I've also had the white stuff, I just washed Lily's bowls tonight, actually, and worked on scrubbing some off. If I scrub hard and scratch at it sometimes, a bit will come off, but not all of it does. I came to the same conclusion as well though, that it's just mineral deposits. Lily gets bottled water too, Ice Mountain brand.

I'll try soaking Lily's water bowl in the vinegar though, and see if it'll come clean. It may not be harmful, but I like her bowls being all smooth and clean, lol. Thanks for the tip, hedgieonboard!


----------



## hedgielover (Oct 30, 2008)

I'm pretty sure that all water has trace minerals and calcium in it unless it is distilled. I haven't noticed a build up in Quigley's bowl but I switch between two so he has water while I'm washing it. Maybe it will take twice as long for the mineral deposits to build up?


----------



## Nancy (Aug 22, 2008)

My bowls get it too but it seems to take a long time for it to start to build up. For some reason I think it seems to build up more in winter than in summer and I've wondered if the dry air and evaporation causes it to happen more than normal.


----------



## LizardGirl (Aug 25, 2008)

I've been using the same water dish for Inky for almost three years, and haven't seen any sort of buildup. He's using a small blue ceramic dish.

Maybe the stainless steel ones get too cold?
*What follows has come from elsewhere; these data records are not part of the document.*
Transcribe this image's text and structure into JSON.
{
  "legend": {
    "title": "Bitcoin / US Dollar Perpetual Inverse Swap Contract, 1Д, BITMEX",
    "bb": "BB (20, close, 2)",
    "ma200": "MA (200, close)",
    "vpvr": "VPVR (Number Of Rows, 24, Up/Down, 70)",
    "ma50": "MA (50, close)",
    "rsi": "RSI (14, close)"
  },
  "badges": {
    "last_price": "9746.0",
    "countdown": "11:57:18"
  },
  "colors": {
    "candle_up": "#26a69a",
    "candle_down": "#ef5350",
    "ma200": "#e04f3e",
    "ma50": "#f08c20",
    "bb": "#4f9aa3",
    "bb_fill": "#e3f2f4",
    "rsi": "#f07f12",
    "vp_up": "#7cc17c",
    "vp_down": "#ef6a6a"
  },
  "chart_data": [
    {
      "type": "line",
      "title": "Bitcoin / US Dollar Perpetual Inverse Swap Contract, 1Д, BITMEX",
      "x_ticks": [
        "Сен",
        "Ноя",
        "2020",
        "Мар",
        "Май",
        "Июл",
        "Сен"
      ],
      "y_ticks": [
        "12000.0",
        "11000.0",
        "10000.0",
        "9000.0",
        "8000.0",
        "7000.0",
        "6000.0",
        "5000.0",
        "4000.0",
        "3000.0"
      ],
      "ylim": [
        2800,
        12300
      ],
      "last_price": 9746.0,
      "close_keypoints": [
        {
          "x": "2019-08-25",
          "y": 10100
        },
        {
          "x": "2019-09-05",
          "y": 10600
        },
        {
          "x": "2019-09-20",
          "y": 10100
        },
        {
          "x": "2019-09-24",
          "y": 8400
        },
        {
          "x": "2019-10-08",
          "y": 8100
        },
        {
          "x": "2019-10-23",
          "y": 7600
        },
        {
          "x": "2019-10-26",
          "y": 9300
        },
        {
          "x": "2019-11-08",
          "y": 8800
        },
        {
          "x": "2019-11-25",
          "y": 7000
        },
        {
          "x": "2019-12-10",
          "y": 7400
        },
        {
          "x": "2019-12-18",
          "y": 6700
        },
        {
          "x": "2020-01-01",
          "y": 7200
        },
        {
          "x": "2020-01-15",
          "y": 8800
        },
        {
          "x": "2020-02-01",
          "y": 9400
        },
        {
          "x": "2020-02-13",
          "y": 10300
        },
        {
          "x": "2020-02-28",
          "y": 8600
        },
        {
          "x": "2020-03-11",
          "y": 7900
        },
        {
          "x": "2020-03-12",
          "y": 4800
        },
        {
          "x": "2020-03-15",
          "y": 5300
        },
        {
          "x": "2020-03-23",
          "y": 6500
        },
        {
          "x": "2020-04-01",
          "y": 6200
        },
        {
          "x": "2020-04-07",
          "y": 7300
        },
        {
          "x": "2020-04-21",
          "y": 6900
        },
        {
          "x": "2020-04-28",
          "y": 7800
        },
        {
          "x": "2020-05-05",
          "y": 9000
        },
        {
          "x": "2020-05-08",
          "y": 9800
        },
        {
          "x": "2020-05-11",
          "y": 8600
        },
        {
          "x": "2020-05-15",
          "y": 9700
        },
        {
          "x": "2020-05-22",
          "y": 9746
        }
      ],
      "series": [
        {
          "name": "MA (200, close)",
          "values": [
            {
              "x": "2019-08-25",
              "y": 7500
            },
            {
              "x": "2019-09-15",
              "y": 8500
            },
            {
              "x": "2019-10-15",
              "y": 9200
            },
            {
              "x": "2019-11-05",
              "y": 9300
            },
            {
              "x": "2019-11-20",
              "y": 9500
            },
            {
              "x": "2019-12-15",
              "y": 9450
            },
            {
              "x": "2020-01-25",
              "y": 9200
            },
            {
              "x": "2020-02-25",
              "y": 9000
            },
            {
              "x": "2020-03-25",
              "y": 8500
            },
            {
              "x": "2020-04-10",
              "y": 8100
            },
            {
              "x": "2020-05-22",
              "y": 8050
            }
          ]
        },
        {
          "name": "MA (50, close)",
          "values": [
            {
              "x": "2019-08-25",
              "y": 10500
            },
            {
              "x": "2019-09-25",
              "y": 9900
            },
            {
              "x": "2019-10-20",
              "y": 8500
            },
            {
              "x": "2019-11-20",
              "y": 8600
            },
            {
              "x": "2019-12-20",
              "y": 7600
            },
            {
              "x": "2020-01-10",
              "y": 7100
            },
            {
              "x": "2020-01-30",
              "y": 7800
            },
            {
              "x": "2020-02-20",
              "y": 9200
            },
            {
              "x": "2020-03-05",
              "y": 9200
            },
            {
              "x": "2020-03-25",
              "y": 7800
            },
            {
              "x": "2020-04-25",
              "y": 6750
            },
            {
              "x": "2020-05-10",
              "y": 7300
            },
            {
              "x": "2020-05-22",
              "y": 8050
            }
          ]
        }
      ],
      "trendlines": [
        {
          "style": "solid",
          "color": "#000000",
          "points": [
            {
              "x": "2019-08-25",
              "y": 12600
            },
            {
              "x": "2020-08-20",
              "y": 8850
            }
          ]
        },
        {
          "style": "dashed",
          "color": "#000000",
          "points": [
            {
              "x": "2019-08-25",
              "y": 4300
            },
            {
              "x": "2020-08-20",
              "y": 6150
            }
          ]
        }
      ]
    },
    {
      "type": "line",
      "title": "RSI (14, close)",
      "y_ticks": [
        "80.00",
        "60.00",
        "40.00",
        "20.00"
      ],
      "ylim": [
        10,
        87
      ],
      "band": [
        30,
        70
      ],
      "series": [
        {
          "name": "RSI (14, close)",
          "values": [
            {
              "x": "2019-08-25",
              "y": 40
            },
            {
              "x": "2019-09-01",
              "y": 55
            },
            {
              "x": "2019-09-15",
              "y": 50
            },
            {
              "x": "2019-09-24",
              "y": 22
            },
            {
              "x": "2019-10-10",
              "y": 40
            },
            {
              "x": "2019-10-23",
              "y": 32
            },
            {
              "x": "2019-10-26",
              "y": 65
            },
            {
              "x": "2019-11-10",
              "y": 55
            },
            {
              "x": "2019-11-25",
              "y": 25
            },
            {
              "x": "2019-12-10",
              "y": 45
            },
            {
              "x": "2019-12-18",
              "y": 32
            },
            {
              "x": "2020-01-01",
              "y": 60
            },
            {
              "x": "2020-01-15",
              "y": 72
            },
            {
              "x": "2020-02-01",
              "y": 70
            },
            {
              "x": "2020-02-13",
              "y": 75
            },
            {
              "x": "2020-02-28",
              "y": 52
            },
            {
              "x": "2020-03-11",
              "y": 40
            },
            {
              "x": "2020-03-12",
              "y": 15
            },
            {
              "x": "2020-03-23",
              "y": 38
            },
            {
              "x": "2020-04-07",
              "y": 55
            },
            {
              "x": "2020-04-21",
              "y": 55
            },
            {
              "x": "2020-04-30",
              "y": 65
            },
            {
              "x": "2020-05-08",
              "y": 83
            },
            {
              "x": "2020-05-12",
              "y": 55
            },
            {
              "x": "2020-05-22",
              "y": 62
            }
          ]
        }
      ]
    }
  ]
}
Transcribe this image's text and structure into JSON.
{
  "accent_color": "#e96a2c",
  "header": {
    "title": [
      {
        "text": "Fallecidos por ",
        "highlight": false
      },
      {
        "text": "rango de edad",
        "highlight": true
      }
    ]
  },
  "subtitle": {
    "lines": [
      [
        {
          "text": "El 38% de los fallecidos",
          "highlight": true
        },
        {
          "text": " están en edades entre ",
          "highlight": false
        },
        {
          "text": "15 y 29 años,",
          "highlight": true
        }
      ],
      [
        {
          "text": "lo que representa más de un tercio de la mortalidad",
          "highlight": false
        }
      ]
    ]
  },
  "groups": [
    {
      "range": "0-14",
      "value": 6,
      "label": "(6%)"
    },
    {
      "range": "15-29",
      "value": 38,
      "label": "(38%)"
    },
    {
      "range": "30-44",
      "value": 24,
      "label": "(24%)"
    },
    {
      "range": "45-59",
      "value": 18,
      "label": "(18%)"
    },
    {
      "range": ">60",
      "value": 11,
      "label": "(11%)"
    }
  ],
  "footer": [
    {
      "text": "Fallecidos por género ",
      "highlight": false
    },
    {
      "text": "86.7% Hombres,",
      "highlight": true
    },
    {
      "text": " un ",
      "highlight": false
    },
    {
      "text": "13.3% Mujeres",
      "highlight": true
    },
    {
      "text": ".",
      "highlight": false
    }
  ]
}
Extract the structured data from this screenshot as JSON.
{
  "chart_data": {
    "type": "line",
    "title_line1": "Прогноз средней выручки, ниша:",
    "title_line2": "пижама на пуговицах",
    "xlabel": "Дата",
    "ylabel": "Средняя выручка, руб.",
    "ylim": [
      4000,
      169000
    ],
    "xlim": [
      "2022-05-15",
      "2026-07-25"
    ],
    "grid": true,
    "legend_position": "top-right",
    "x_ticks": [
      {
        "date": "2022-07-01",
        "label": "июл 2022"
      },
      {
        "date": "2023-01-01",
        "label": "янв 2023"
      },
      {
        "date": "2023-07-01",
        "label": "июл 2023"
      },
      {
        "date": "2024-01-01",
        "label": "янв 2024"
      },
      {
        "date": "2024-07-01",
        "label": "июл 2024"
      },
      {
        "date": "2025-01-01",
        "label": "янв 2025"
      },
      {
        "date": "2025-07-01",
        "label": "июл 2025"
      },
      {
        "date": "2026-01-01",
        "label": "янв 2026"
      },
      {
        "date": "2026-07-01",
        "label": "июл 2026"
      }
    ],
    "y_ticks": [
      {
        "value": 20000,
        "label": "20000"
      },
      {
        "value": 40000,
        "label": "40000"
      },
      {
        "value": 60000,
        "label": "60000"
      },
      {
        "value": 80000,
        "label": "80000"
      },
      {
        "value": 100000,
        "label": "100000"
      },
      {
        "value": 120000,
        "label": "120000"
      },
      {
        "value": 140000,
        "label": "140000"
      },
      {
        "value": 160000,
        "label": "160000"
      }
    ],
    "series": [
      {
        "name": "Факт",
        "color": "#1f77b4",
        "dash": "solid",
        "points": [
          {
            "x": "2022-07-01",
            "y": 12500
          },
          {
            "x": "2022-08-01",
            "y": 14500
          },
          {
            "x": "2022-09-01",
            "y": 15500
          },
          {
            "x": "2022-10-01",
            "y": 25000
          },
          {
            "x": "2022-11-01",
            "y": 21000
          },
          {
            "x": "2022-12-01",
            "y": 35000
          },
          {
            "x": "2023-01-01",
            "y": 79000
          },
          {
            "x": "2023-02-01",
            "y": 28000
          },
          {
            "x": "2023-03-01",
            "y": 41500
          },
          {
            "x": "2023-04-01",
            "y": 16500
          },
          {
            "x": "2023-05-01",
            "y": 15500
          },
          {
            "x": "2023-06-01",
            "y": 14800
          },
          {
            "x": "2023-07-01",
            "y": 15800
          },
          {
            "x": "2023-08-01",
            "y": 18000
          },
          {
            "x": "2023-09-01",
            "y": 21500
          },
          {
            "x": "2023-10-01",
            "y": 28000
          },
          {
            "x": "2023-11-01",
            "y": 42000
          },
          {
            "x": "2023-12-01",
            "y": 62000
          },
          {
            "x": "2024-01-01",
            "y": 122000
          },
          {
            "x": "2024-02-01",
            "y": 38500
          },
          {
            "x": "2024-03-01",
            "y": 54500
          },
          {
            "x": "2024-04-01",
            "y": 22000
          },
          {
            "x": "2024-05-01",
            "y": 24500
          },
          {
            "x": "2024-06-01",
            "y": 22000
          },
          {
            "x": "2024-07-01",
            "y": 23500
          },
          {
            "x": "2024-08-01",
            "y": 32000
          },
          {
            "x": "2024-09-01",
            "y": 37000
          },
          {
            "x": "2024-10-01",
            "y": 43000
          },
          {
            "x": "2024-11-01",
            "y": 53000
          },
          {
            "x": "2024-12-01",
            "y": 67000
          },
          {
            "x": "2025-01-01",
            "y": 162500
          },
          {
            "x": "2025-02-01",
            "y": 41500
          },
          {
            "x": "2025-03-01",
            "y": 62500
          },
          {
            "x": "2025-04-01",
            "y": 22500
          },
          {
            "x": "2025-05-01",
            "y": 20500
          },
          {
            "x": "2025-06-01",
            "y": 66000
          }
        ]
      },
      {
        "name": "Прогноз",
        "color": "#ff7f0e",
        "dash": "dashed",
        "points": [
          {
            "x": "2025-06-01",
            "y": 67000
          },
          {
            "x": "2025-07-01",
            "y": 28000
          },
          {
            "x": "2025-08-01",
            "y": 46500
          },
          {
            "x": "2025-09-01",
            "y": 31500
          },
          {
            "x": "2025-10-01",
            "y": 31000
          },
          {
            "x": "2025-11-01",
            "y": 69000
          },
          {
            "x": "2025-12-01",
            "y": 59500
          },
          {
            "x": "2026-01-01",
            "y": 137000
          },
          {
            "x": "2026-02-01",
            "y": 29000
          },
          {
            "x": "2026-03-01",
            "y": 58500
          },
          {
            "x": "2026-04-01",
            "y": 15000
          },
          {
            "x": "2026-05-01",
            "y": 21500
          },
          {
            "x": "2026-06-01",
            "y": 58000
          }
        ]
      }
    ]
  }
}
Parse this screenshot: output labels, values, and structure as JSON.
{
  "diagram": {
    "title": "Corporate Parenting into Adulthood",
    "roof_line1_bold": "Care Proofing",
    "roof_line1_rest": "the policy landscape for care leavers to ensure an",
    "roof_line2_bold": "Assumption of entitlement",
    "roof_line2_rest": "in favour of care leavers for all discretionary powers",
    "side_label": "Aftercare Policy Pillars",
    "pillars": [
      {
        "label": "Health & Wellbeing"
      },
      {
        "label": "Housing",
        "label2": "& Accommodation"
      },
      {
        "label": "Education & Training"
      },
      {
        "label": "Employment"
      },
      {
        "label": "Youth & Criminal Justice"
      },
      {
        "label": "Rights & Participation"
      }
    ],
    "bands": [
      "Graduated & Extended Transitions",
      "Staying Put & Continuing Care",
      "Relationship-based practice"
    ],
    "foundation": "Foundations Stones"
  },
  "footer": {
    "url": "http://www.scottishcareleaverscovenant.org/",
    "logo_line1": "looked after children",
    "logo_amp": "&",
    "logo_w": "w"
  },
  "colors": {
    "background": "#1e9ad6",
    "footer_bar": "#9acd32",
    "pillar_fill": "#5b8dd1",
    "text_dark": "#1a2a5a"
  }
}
Or the edges are uncomfortable to put their feet on when they are eating?


----------



## hihihishite (Jan 12, 2010)

The stainless steel dish probably taste metallic. Some are worse than others. Smell the dish. If it smells like metal, that's the problem. The metallic tasting ones usually have a rougher feel and more raw look to them too.


----------



## LarryT (May 12, 2009)

LizardGirl said:


> I've been using the same water dish for Inky for almost three years, and haven't seen any sort of buildup.


I've had the same ceramic water bowls for over 2 years and never had any sort of buildup either.


----------



## nationofamanda (Jan 19, 2010)

San antonio uses water from a natural aquifer, and we have REALLY REALLY hard water. i get that residue on everything. bottled water is ofter "enriched" with minerals, and honestly it's just filtered tap water from somewhere, so it's very likely that their source has mineral rich water too.

we charcoal filter our own water at home instead of using bottled, and it still leaves residue, so it's not surprising that a bottled water would also.

vinegar will get it out, and you can always try a different brand of bottled water, and see if that helps if it bothers you...you probably don't want spring water since that leaves the minerals in... but honestly it's harmless. it does make the dishes look dirty, but just soak them in pure vinegar for a few hours once a month and then clean as you normally would after wards, in addition to the daily scrubbing out.

p.s. unless you are really concerned about the water in your area for obvious reasons...ie: flouride, a really sulfur rich water, or well water or something, it's fine to give pets tap water, and a home filter is much more economical than buying bottled for you both.


----------



## leannem (Mar 27, 2009)

Not only is a home filter such as a Brita economically but it also helps save our environment by cutting out plastic bottles.


----------



## SnufflePuff (Apr 16, 2009)

Thanks everyone,I will try the vinegar! They're really picky about what kind of bottled water they drink, and I find everything except the brand I'm using now gives them green stool, so I don't really want to switch brands or to filtered tap water. I've concluded they just don't like the stainless steel so I'm sticking to the cermaic, some vinegar and some good old elbow grease.

I'm glad to hear this happens to some other people and that it's not really dangerous though!


----------